DECRAMER v. DORALE, MCCOOK COUNTY BD OF ADJUSTMENT, 2025 S.D. 5: County Board of Adjustment granted variance from 9 foot setback rule (“structures must be set back a minimum of nine feet from neighboring property lines”) to home builder after he had already constructed his house. The Circuit Court denied relief to neighbor, sought by a petition for writ of certiorari. The SD Supreme Court reversed, stating:
[¶22.] Because the Board acted illegally and in excess of its authority by granting a variance that did not comply with either SDCL 11-2-53(2) or the Ordinance, the circuit court should have reversed the decision of the Board and vacated the grant of the variance.
This decision is unanimous (5-0) with opinion authored by Justice DeVaney.
GEERDES v. LIKNESS, 2025 S.D. 6: This is a personal injury action arising out of a motor vehicle accident. The jury found for the Defendant on the issue of causation. Plaintiff’s Motion for New Trial, premised on the assertion that Defendant hadadmitted causation, was denied. The SD Supreme Court affirmed, in a (4-1) ruling. The Court’s opinion is authored by Justice Myren. Justice Kern dissented, stating:
[¶30.] In my view, defense counsel admitted causation and the circuit court erred in submitting the causation question to the jury and abused its discretion in denying Geerdes’ motion for a new trial.

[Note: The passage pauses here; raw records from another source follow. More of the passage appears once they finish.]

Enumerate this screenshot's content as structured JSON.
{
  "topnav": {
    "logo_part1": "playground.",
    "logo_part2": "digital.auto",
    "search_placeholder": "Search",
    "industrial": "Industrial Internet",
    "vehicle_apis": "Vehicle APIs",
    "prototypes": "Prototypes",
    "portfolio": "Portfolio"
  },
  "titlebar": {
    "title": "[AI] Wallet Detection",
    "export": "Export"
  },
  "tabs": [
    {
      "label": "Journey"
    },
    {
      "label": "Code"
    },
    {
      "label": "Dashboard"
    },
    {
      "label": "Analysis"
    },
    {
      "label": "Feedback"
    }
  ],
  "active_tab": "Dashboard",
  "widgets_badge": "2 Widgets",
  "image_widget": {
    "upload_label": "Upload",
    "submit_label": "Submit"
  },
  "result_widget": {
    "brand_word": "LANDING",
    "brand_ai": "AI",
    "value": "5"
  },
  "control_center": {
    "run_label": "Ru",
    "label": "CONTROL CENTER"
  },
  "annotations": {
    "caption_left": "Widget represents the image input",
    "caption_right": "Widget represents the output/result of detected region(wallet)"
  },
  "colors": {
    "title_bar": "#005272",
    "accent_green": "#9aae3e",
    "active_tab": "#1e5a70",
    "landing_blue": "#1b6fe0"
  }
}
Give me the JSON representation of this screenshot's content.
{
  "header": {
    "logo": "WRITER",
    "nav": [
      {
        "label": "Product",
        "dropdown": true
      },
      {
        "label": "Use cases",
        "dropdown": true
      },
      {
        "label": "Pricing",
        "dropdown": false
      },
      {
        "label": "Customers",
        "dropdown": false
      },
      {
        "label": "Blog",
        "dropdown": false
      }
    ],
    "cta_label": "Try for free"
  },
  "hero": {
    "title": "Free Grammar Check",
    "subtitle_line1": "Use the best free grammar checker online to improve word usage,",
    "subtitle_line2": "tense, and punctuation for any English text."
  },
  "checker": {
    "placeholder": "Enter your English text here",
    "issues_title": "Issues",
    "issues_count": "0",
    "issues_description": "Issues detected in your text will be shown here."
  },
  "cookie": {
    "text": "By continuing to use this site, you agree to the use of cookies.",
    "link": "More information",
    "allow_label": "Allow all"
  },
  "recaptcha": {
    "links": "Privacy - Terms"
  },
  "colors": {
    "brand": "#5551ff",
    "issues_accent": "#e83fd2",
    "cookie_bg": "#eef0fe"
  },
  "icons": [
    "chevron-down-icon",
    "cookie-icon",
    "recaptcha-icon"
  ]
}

ESTATE OF MACK, 2025 S.D. 7: This is a collateral attack upon a probate order of distribution. The attack is lodged under SDCL 15-6-60(b)(6) – “Any other reason justifying relief from the operation of the judgment.” The recipient’s attorney at the time had not communicated with the recipient and was in the process of being disciplined by the State Bar. The trial court denied relief. But, the SD Supreme Court reversed, holding:
[¶25.] Based upon [Recipient’s] unrefuted affidavit and the pending disciplinary proceedings at the time involving [his attorney], in which the Board expressed “serious concerns” about his ability to practice law, we conclude that extraordinary circumstances existed as required by Rule 60(b)(6) to set aside the order of distribution. Because the circuit court determined the distribution was fair and equitable, it concluded that no injustice would occur by denying the motion to vacate. The circuit court’s assessment of the distribution was not based on a current valuation of the estate assets and was made without affording Robert an opportunity for a hearing on the proposed distribution. Under these circumstances, the circuit court abused its discretion in denying the motion to vacate the order for distribution pursuant to Rule 60(b)(6).
This ruling is unanimous (5-0), with opinion authored by Justice Myren.
STOCK v. GARRETT, 2025 S.D. 8: This litigation involves 5,200 acres of farm land in Sully County apparently worth slightly more than $10 million. The plaintiffs sued claiming a right to possession under a lease with an option to purchase, alleging a default in the lease payments. Jury trial resulted in a verdict for Plaintiffs which the trial court enforced by ordering eviction. The SD Supreme Court affirmed. All five justices voted to affirm in a 3-2 ruling. The majority opinion is authored by Chief Justice Jensen. Justice DeVaney filed a concurring opinion, in which Justice Kern agreed. The litigation was complicated by the fact a parallel proceeding had been filed in federal court by Plaintiffs. The purpose of Justice DeVaney’s concurring opinion is to express another view in regard to the federal court proceeding, as explained by Justice DeVaney as follows:
[¶65.] I concur with the majority opinion, but I write separately on the parallel litigation issue because I arrive at the same result in a different manner.